Este singular circuito de 4.304 kilómetros, situado a una altitud de 2.285 metros sobre el nivel del mar, plantea desafíos técnicos sin precedentes para pilotos e ingenieros. El aire enrarecido reduce drásticamente la carga aerodinámica y la potencia del motor, a la vez que afecta al rendimiento de los neumáticos, las distancias de frenada y las exigencias fisiológicas de los pilotos de formas que hacen de México un circuito absolutamente único en el calendario de la F1.

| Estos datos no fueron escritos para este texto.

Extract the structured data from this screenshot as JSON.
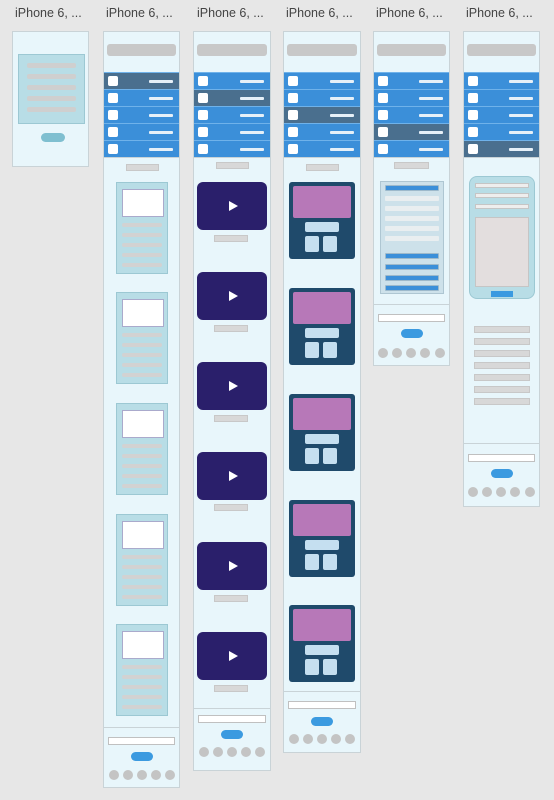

El trazado combina secciones de alta velocidad que favorecen el adelantamiento con curvas técnicas que exigen precisión y control del coche. La famosa sección del estadio Foro Sol crea un ambiente de anfiteatro donde más de 15.000 espectadores pueden presenciar el racing de cerca con una intensidad y proximidad sin igual en la Fórmula 1.
La alta altitud plantea desafíos fundamentales a la tecnología de la F1, obligando a los equipos a recalibrar todo, desde los paquetes aerodinámicos hasta los sistemas de refrigeración, mientras los pilotos deben adaptarse a puntos de frenada diferentes, niveles de agarre reducidos y las exigencias físicas de competir en un entorno donde los niveles de oxígeno son significativamente más bajos que en los circuitos al nivel del mar.